Цезарь оставался в Нарбоне два рыночных интервала, учреждая новую провинцию Нарбонская Галлия и наделяя большими участками плодородной земли немногих выживших солдат десятого легиона. Пятый, «Жаворонок», пойдет с ним на восток и осядет в долине Родана, на такой же хорошей земле. Бесценный для Галлии дар. Солдаты женятся на галльских женщинах и смешают кровь двух великих воинственных народов.

– Он всегда держался по-царски, – сказал Гай Требоний Дециму Бруту, глядя, как Цезарь идет сквозь ряды раболепствующих сенаторов, – а сейчас превосходит себя. Цезарь Рекс! Если мы убедим всех влиятельных римлян, что он собирается стать царем Рима, нам ничего не сделают, Децим. Рим никогда не наказывал цареубийц.

– Распространением этого слуха должен заняться авторитетный и близкий Цезарю человек, – задумчиво сказал Децим. – Кто-то вроде Антония, который, я слышал, станет одним из консулов в следующем году. Я знаю, Антоний сам не убьет, но подозреваю, что он не осудит убийцу. Может быть, даже придаст убийству вид благородного деяния.

– Может быть, – улыбнулся Требоний. – Мне спросить у него?

Поскольку Антоний прилагал огромные усилия, чтобы оставаться трезвым и приносить Цезарю хоть какую-то пользу, трудно было застать его одного. Но в последний вечер перед отъездом Требонию удалось пригласить Антония посмотреть на очень красивого коня.

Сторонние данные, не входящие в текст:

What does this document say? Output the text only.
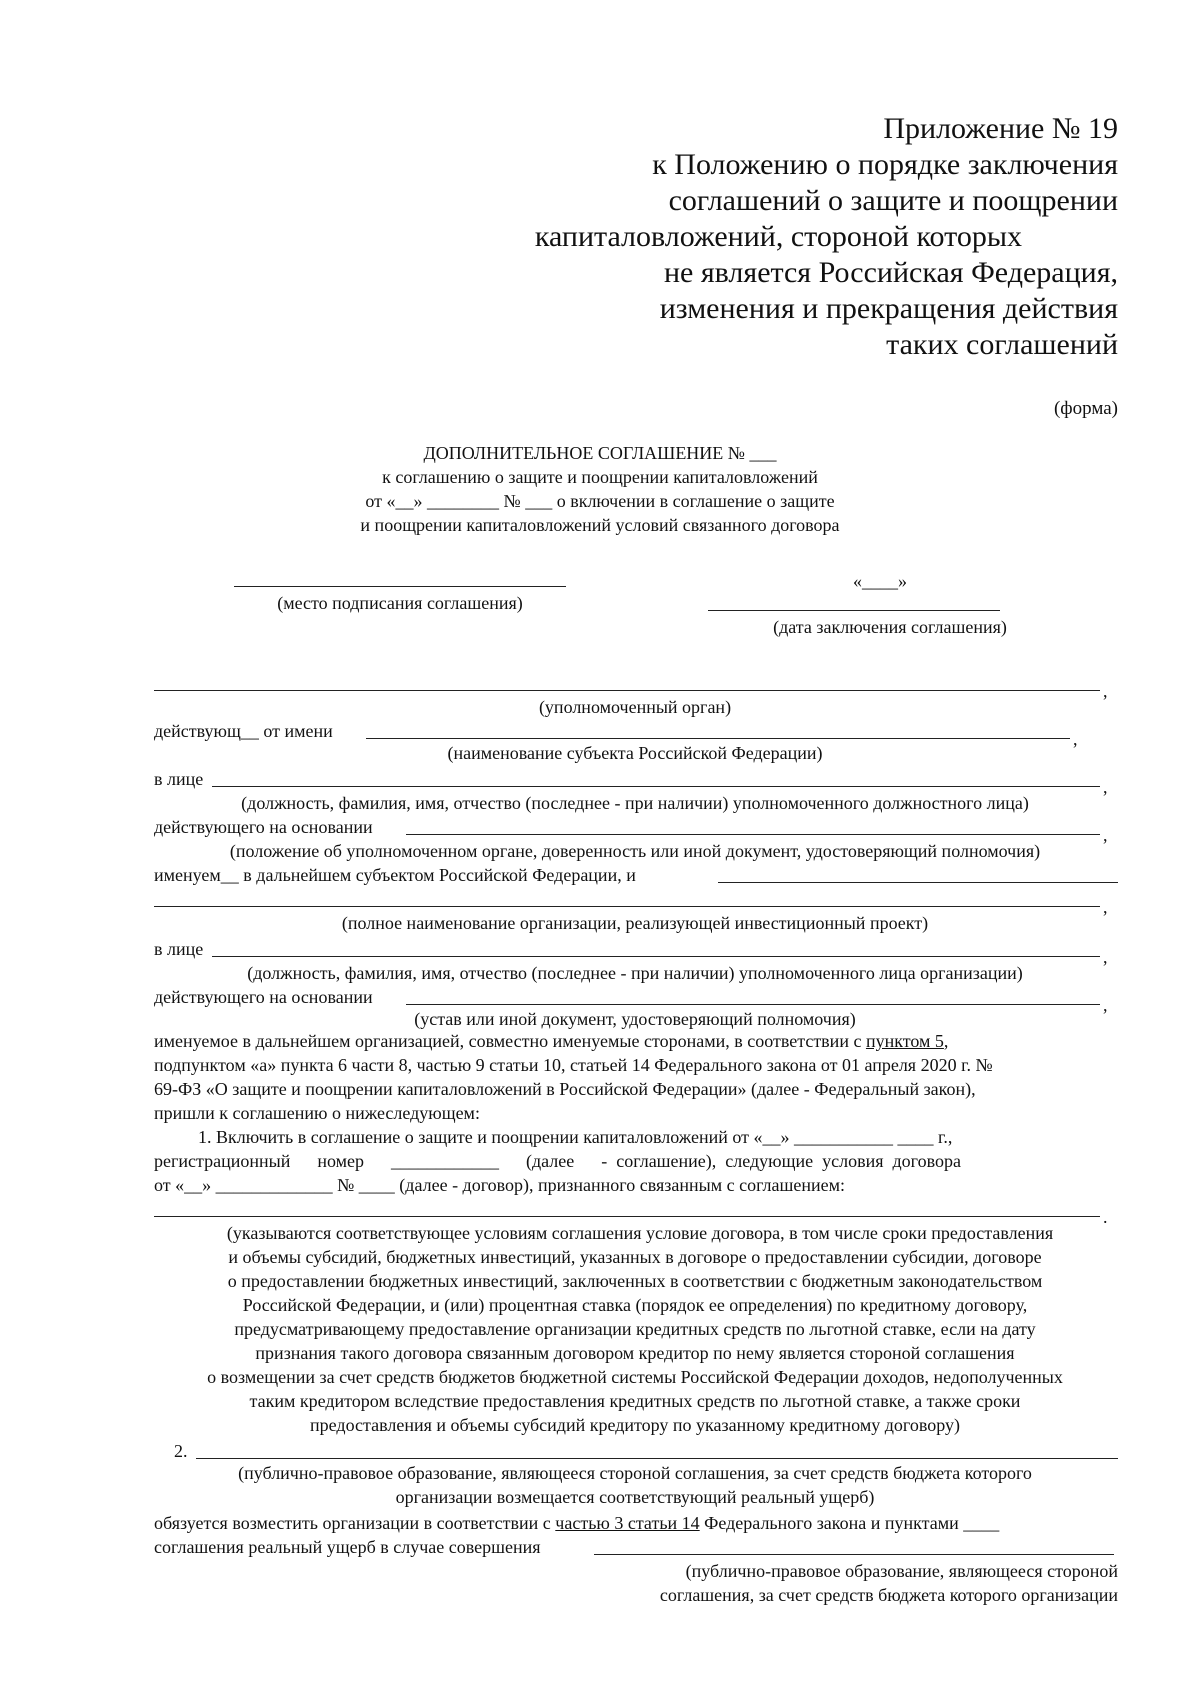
Приложение № 19
к Положению о порядке заключения
соглашений о защите и поощрении
капиталовложений, стороной которых
не является Российская Федерация,
изменения и прекращения действия
таких соглашений
(форма)
ДОПОЛНИТЕЛЬНОЕ СОГЛАШЕНИЕ № ___
к соглашению о защите и поощрении капиталовложений
от «__» ________ № ___ о включении в соглашение о защите
и поощрении капиталовложений условий связанного договора
(место подписания соглашения)
«____»
(дата заключения соглашения)
,
(уполномоченный орган)
действующ__ от имени	,
(наименование субъекта Российской Федерации)
в лице	,
(должность, фамилия, имя, отчество (последнее - при наличии) уполномоченного должностного лица)
действующего на основании	,
(положение об уполномоченном органе, доверенность или иной документ, удостоверяющий полномочия)
именуем__ в дальнейшем субъектом Российской Федерации, и
,
(полное наименование организации, реализующей инвестиционный проект)
в лице	,
(должность, фамилия, имя, отчество (последнее - при наличии) уполномоченного лица организации)
действующего на основании	,
(устав или иной документ, удостоверяющий полномочия)
именуемое в дальнейшем организацией, совместно именуемые сторонами, в соответствии с пунктом 5,
подпунктом «а» пункта 6 части 8, частью 9 статьи 10, статьей 14 Федерального закона от 01 апреля 2020 г. №
69-ФЗ «О защите и поощрении капиталовложений в Российской Федерации» (далее - Федеральный закон),
пришли к соглашению о нижеследующем:
1. Включить в соглашение о защите и поощрении капиталовложений от «__» ___________ ____ г.,
регистрационный      номер      ____________      (далее      -  соглашение),  следующие  условия  договора
от «__» _____________ № ____ (далее - договор), признанного связанным с соглашением:
.
(указываются соответствующее условиям соглашения условие договора, в том числе сроки предоставления
и объемы субсидий, бюджетных инвестиций, указанных в договоре о предоставлении субсидии, договоре
о предоставлении бюджетных инвестиций, заключенных в соответствии с бюджетным законодательством
Российской Федерации, и (или) процентная ставка (порядок ее определения) по кредитному договору,
предусматривающему предоставление организации кредитных средств по льготной ставке, если на дату
признания такого договора связанным договором кредитор по нему является стороной соглашения
о возмещении за счет средств бюджетов бюджетной системы Российской Федерации доходов, недополученных
таким кредитором вследствие предоставления кредитных средств по льготной ставке, а также сроки
предоставления и объемы субсидий кредитору по указанному кредитному договору)
2.
(публично-правовое образование, являющееся стороной соглашения, за счет средств бюджета которого
организации возмещается соответствующий реальный ущерб)
обязуется возместить организации в соответствии с частью 3 статьи 14 Федерального закона и пунктами ____
соглашения реальный ущерб в случае совершения
(публично-правовое образование, являющееся стороной
соглашения, за счет средств бюджета которого организации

– Животное как раз под твой вес, Антоний, и стоит той цены, которую просит хозяин. Я знаю, что у тебя миллионные долги, но консулу нужен приличный государственный конь. Получше твоего прежнего, который состарился и должен быть списан. Не забывай, что за государственных лошадей платит казна.

Антоний заглотил приманку. Он очень обрадовался, увидев животное, высокое и сильное, но не казавшееся тяжеловозом, а светло-серые и темно-серые яблоки окончательно его покорили. Покупка состоялась, он и Требоний вернулись в город.

– Я хочу поговорить с тобой, – сказал Требоний, – но не отвечай мне сейчас. Только послушай. Полагаю, не стоит напоминать, что моя жизнь окажется в твоих руках, как только я начну этот разговор. Но каким бы ни был твой ответ, мне не хочется верить, что ты выболтаешь все Цезарю. Конечно, ты знаешь, о чем пойдет речь. Об убийстве. Уже несколько человек убеждены, что это необходимо сделать, если мы желаем видеть наш Рим свободным. Но торопиться нельзя, потому что мы должны казаться первому классу борцами за справедливость, истинными патриотами, оказывающими Риму большую услугу.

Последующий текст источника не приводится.